Establishing a Data Science Unit within Burkina Faso's National Observatory of Population Health (ONSP) to Enhance Public Health Decision-Making
Conference
65th ISI World Statistics Congress 2025
Format: IPS Abstract - WSC 2025
Keywords: "big, "data, "population, "statistical
Session: IPS 867 - Big Data and AI Transformations in Emerging Scientific and Population Studies
Monday 6 October 10:50 a.m. - 12:30 p.m. (Europe/Amsterdam)
Abstract
Introduction: Data Science is an interdisciplinary field that uses methods, algorithms and tools to extract knowledge and information from data. It combines aspects of statistics, mathematics, computer science and specific application domains to analyze large and complex data sets. The applications of Data Science are extensive and impact numerous fields, including healthcare, scientific research, and various others. Specifically, it facilitates more informed decision-making, enhances operational processes, fosters the development of new products or services, and addresses complex health challenges. The aim of this communication is to elucidate the process of establishing a Data Science unit within Burkina Faso's Observatoire National de la Santé des Populations (ONSP).
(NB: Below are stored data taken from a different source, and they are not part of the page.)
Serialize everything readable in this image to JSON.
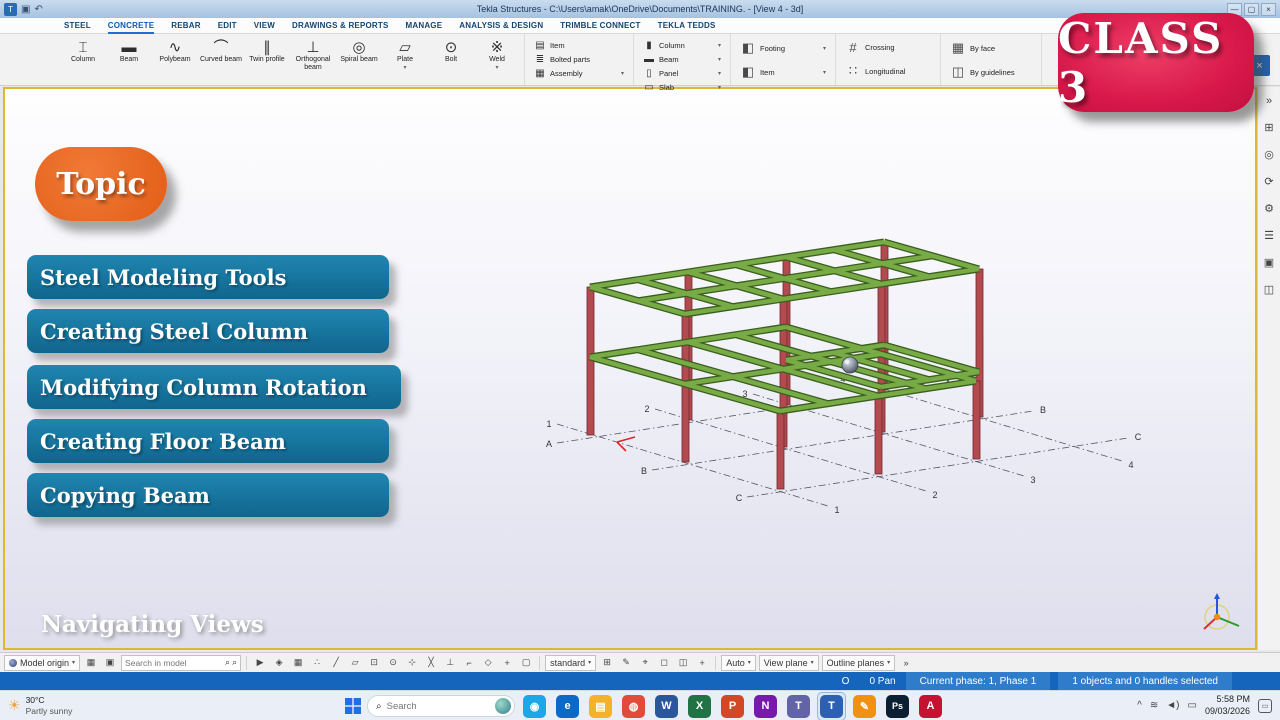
{
  "window": {
    "title": "Tekla Structures - C:\\Users\\amak\\OneDrive\\Documents\\TRAINING. - [View 4 - 3d]"
  },
  "ui": {
    "caret": "▾",
    "menu": "≡",
    "magnifier": "⌕",
    "min": "—",
    "max": "▢",
    "close": "×",
    "pointer": "↖",
    "help": "?",
    "chevrons": "»",
    "save": "▣",
    "undo": "↶"
  },
  "tabs": [
    "STEEL",
    "CONCRETE",
    "REBAR",
    "EDIT",
    "VIEW",
    "DRAWINGS & REPORTS",
    "MANAGE",
    "ANALYSIS & DESIGN",
    "TRIMBLE CONNECT",
    "TEKLA TEDDS"
  ],
  "ribbon": {
    "steel": [
      {
        "label": "Column",
        "icon": "⌶"
      },
      {
        "label": "Beam",
        "icon": "▬"
      },
      {
        "label": "Polybeam",
        "icon": "∿"
      },
      {
        "label": "Curved beam",
        "icon": "⌒"
      },
      {
        "label": "Twin profile",
        "icon": "∥"
      },
      {
        "label": "Orthogonal beam",
        "icon": "⊥"
      },
      {
        "label": "Spiral beam",
        "icon": "◎"
      },
      {
        "label": "Plate",
        "icon": "▱"
      },
      {
        "label": "Bolt",
        "icon": "⊙"
      },
      {
        "label": "Weld",
        "icon": "※"
      }
    ],
    "items": [
      {
        "label": "Item",
        "icon": "▤"
      },
      {
        "label": "Bolted parts",
        "icon": "≣"
      },
      {
        "label": "Assembly",
        "icon": "▦"
      }
    ],
    "concrete": [
      {
        "label": "Column",
        "icon": "▮"
      },
      {
        "label": "Beam",
        "icon": "▬"
      },
      {
        "label": "Panel",
        "icon": "▯"
      },
      {
        "label": "Slab",
        "icon": "▭"
      }
    ],
    "cast": [
      {
        "label": "Footing",
        "icon": "◧"
      },
      {
        "label": "Item",
        "icon": "◧"
      }
    ],
    "rebar": [
      {
        "label": "Crossing",
        "icon": "#"
      },
      {
        "label": "Longitudinal",
        "icon": "∷"
      }
    ],
    "surface": [
      {
        "label": "By face",
        "icon": "▦"
      },
      {
        "label": "By guidelines",
        "icon": "◫"
      }
    ]
  },
  "badge": {
    "text": "CLASS 3"
  },
  "overlay": {
    "topic": "Topic",
    "topics": [
      "Steel Modeling Tools",
      "Creating Steel Column",
      "Modifying Column Rotation",
      "Creating Floor Beam",
      "Copying Beam"
    ],
    "bottom_text": "Navigating Views"
  },
  "viewport": {
    "grid_numbers": [
      "1",
      "2",
      "3",
      "4"
    ],
    "grid_letters": [
      "A",
      "B",
      "C"
    ]
  },
  "toolbar_bottom": {
    "model_origin": "Model origin",
    "search_placeholder": "Search in model",
    "standard": "standard",
    "auto": "Auto",
    "view_plane": "View plane",
    "outline_planes": "Outline planes",
    "snapA": [
      {
        "n": "select-arrow",
        "g": "▶"
      },
      {
        "n": "snap-reference",
        "g": "◈"
      },
      {
        "n": "snap-grid",
        "g": "▦"
      },
      {
        "n": "snap-points",
        "g": "∴"
      },
      {
        "n": "snap-line",
        "g": "╱"
      },
      {
        "n": "snap-plane",
        "g": "▱"
      },
      {
        "n": "snap-end",
        "g": "⊡"
      },
      {
        "n": "snap-center",
        "g": "⊙"
      },
      {
        "n": "snap-midpoint",
        "g": "⊹"
      },
      {
        "n": "snap-intersection",
        "g": "╳"
      },
      {
        "n": "snap-perpendicular",
        "g": "⊥"
      },
      {
        "n": "snap-extension",
        "g": "⌐"
      },
      {
        "n": "snap-nearest",
        "g": "◇"
      },
      {
        "n": "snap-any",
        "g": "+"
      },
      {
        "n": "snap-free",
        "g": "▢"
      }
    ],
    "snapB": [
      {
        "n": "ortho-toggle",
        "g": "⊞"
      },
      {
        "n": "sketch",
        "g": "✎"
      },
      {
        "n": "locate",
        "g": "⌖"
      },
      {
        "n": "clip-plane",
        "g": "◻"
      },
      {
        "n": "view-planes",
        "g": "◫"
      },
      {
        "n": "add-point",
        "g": "+"
      }
    ]
  },
  "statusbar": {
    "snap": "O",
    "pan": "0 Pan",
    "phase": "Current phase: 1, Phase 1",
    "selection": "1 objects and 0 handles selected"
  },
  "right_rail": [
    {
      "n": "panel-collapse",
      "g": "»"
    },
    {
      "n": "pan-tool",
      "g": "⊞"
    },
    {
      "n": "orbit-tool",
      "g": "◎"
    },
    {
      "n": "rotate-view",
      "g": "⟳"
    },
    {
      "n": "settings",
      "g": "⚙"
    },
    {
      "n": "side-pane-list",
      "g": "☰"
    },
    {
      "n": "components",
      "g": "▣"
    },
    {
      "n": "layers",
      "g": "◫"
    }
  ],
  "taskbar": {
    "temp": "30°C",
    "weather": "Partly sunny",
    "search": "Search",
    "time": "5:58 PM",
    "date": "09/03/2026",
    "apps": [
      {
        "name": "copilot",
        "glyph": "◉",
        "color": "#1ea7e8"
      },
      {
        "name": "edge",
        "glyph": "e",
        "color": "#0b69c7"
      },
      {
        "name": "file-explorer",
        "glyph": "▤",
        "color": "#f3b229"
      },
      {
        "name": "chrome",
        "glyph": "◍",
        "color": "#e24b3c"
      },
      {
        "name": "word",
        "glyph": "W",
        "color": "#2b579a"
      },
      {
        "name": "excel",
        "glyph": "X",
        "color": "#217346"
      },
      {
        "name": "powerpoint",
        "glyph": "P",
        "color": "#d24726"
      },
      {
        "name": "onenote",
        "glyph": "N",
        "color": "#7719aa"
      },
      {
        "name": "teams",
        "glyph": "T",
        "color": "#6264a7"
      },
      {
        "name": "tekla",
        "glyph": "T",
        "color": "#2d5fb3"
      },
      {
        "name": "tekla-warehouse",
        "glyph": "✎",
        "color": "#f29111"
      },
      {
        "name": "photoshop",
        "glyph": "Ps",
        "color": "#0b1f33"
      },
      {
        "name": "acrobat",
        "glyph": "A",
        "color": "#c41230"
      }
    ],
    "tray": [
      {
        "n": "tray-chevron-up-icon",
        "g": "^"
      },
      {
        "n": "wifi-icon",
        "g": "≋"
      },
      {
        "n": "speaker-icon",
        "g": "◄)"
      },
      {
        "n": "battery-icon",
        "g": "▭"
      }
    ],
    "notification_glyph": "▭"
  }
}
Methods: The key steps in setting up a Data Science unit within the National Observatory of Population Health (ONSP) of Burkina Faso, include data collection and cleaning, data exploration and visualization, statistical analysis, predictive modeling and results evaluation. Data scientists within this unit will use techniques such as machine learning, deep learning, text analysis, data mining, and other methodologies to identify trends, patterns, and hidden insights within population and health data.
Results: The ONSP, an integral component of the National Institute of Public Health (INSP) of Burkina Faso, plays a pivotal role in the collection, analysis, and dissemination of health-related data. The integration of Data Science at the ONSP offers substantial opportunities for improving public health decision-making. By conducting comprehensive needs assessments, assembling a skilled workforce, establishing a suitable technological infrastructure, managing data effectively, fostering collaborative efforts, and developing relevant analytical models, the ONSP will be able to fully exploit the potential of data and provide valuable insights for public health decision-making in Burkina Faso.
Conclusion: By establishing a comprehensible Data Science framework at ONSP, Burkina Faso can enhance its understanding of the health challenges faced by its population, leading to the development of more effective health policies and informed public health decisions. Such initiatives will contribute to the improvement of the overall health and well-being of the population while also strengthening efforts to combat diseases and promote health.